Canada's Condominium Magazine

Green bonds could help fund GTA transit growth

Ontario premier Kathleen Wynne has announced that her government will issue the first green bonds in Canada for the purpose of funding public transit. This is the first new transit-specific fund-raising method proposed by Wynne, and it’s also the first that would be entirely voluntary. Other proposed funding tools would involve taxes and levies of various kinds, all of which have been opposed by interest groups in the province, including the development industry and businesses. Metrolinx, the body that oversees transit in the GTA, needs to raise $2 billion a year for the next twenty years to fund all the transit expansion plans on the table at the present.

The finance minister, Charles Sousa, is optimistic about the potential in green bonds, because “investors are hungry for this kind of stuff.” The premier herself is counting on Ontarians’ appetite for green bonds, noting that the worldwide market for them doubled in the last year. It now stands at $346 billion.

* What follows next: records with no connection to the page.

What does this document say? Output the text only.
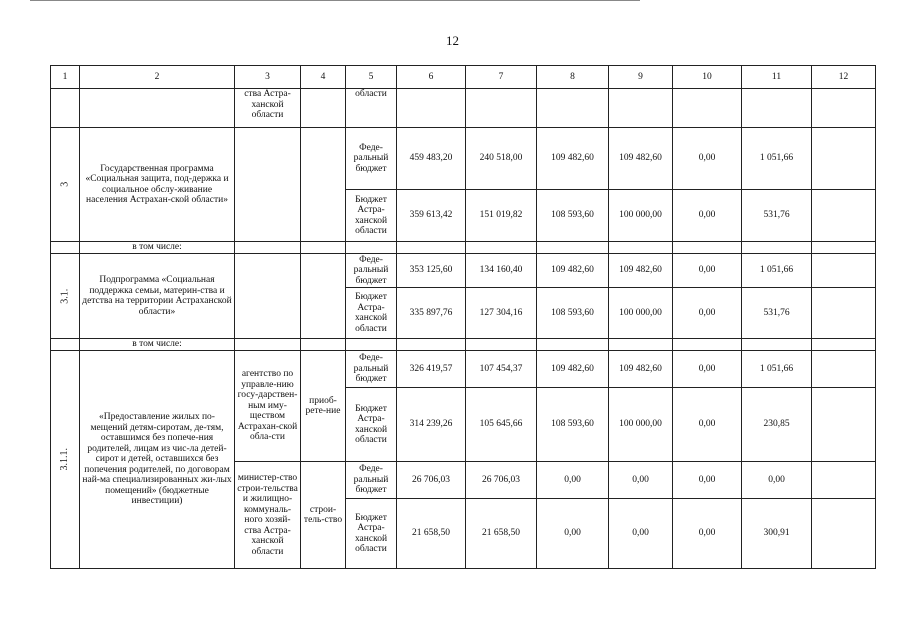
12
1	2	3	4	5	6	7	8	9	10	11	12
		ства Астра-ханской области		области							
3	Государственная программа «Социальная защита, под-держка и социальное обслу-живание населения Астрахан-ской области»			Феде-ральный бюджет	459 483,20	240 518,00	109 482,60	109 482,60	0,00	1 051,66	
				Бюджет Астра-ханской области	359 613,42	151 019,82	108 593,60	100 000,00	0,00	531,76	
	в том числе:										
3.1.	Подпрограмма «Социальная поддержка семьи, материн-ства и детства на территории Астраханской области»			Феде-ральный бюджет	353 125,60	134 160,40	109 482,60	109 482,60	0,00	1 051,66	
				Бюджет Астра-ханской области	335 897,76	127 304,16	108 593,60	100 000,00	0,00	531,76	
	в том числе:										
3.1.1.	«Предоставление жилых по-мещений детям-сиротам, де-тям, оставшимся без попече-ния родителей, лицам из чис-ла детей-сирот и детей, оставшихся без попечения родителей, по договорам най-ма специализированных жи-лых помещений» (бюджетные инвестиции)	агентство по управле-нию госу-дарствен-ным иму-ществом Астрахан-ской обла-сти	приоб-рете-ние	Феде-ральный бюджет	326 419,57	107 454,37	109 482,60	109 482,60	0,00	1 051,66	
				Бюджет Астра-ханской области	314 239,26	105 645,66	108 593,60	100 000,00	0,00	230,85	
		министер-ство строи-тельства и жилищно-коммуналь-ного хозяй-ства Астра-ханской области	строи-тель-ство	Феде-ральный бюджет	26 706,03	26 706,03	0,00	0,00	0,00	0,00	
				Бюджет Астра-ханской области	21 658,50	21 658,50	0,00	0,00	0,00	300,91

Green bonds are defined as fixed-income securities issued to raise money for specific projects that will provide some form of environmental benefit. The market for them so far—the first green bond was issued only in 2008 by the World Bank—has been mainly institutional, according to a policy brief issued by the University of Ottawa’s Sustainable Prosperity institute. What is needed now, in this still-early stage of their growth, is for governments to provide “the right support and enabling environment” to grow the green bond market.

Green Bonds directly involve the Canadian public in a positive way on the climate change issue. In a recent poll conducted by Nanos Research, 81.8 per cent of Canadians support the Green Bond initiative and 62.2 per cent say they would purchase Green Bonds with an interest rate similar to a Canada Savings Bond.

Green Bonds Public Policy Proposal, 2008

Canada’s green bonds market made a breakthrough last year, according to a report from the Climate Bonds Initiative, based in London, England. Three renewable energy project bonds were issued with a value of $855 million. This is small compared to the global totals, but they brought the total “universe” of green bonds issued in Canada to $5.7 billion. In the US, by comparison, the value of green bonds issued last year was $74 billion.

There is growing evidence that green bonds work. Two weeks ago, the African Development Bank issued an inaugural green bond program of $500 million to raise money for sustainable energy and other climate and environment-related projects. On the first day, October 10, it was oversubscribed, with orders for $550 million. Support was reported to be “very strong” from socially responsible investors, who bought 84 per cent of the bonds.

A spokesman for J.P Morgan, one of the managers in the transaction, called its success another “milestone” in the global development of the green bond market, one that will inspire confidence in other investors to get involved.

The exact structure of the proposed Ontario green bonds will not be known until next week when it is debated in the legislature. Early Canadian proponents, however, made it clear in a position paper issued in 2008 that such bonds should be available to all Canadians, general public and institutional investors alike, from private financial institutions.